Michael Stephens | December 16, 2011

Randall Wray has a new one-pager following up on the release of a report detailing and tallying up the Federal Reserve’s extraordinary efforts to prop up the banking system—a report with the rather eye-catching headline number of $29.6 trillion.  The Levy Institute working paper, the first in a series, is part of a Ford Foundation-supported project undertaken by James Felkerson and Nicola Matthews under Wray’s direction.

In the one-pager, Wray explains the methodology and justification behind the report’s presentation of the raw data that was released (after some persuasion) by the Fed.  As an example, he runs through the numbers for just one facility, the Primary Dealer Credit Facility (PDCF) created in March 2008, and explains the three different measures compiled by the report.  First, they present the peak outstanding commitment (loans and asset purchases) at a point in time ($150 billion); then the peak flow of commitments over a week ($700 billion); and finally, the cumulative total over the life of the facility ($9 trillion).  Again, this is all for one facility (PDCF).

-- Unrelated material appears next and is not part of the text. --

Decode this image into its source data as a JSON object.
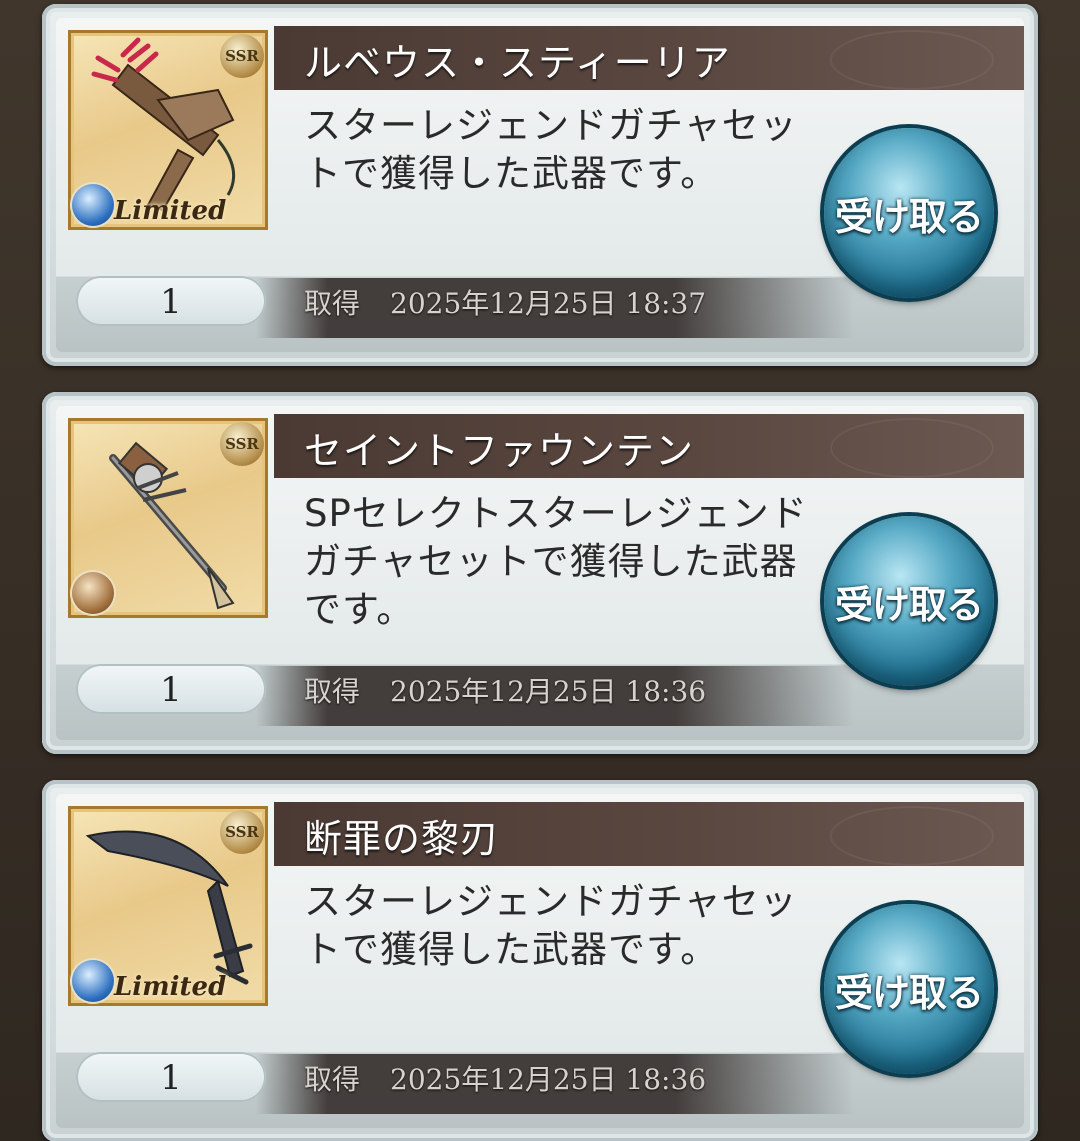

What’s the point of all these numbers?  Wray explains:

Take your pick: the appropriate number chosen depends on the question asked. The smallest number answers the question, What was the Fed’s peak exposure to losses (assuming the Fed would let the institutions fail without extending even more credit to them)? The middle number indicates how much it took to meet liquidity demands during the worst week of the crisis, from the point of view of the dealers. And the biggest number tells us how much the Fed had to intervene over the life of the facility in order to settle markets.

Read Wray’s one-pager here.

Reading through the report, one can’t help but be struck by the contrast between the Fed’s fierce and, let’s say, imaginative approach to the banking crisis and the institution’s comparatively tame, chin-stroking acceptance of the needless waste of human potential represented by near-9 percent unemployment.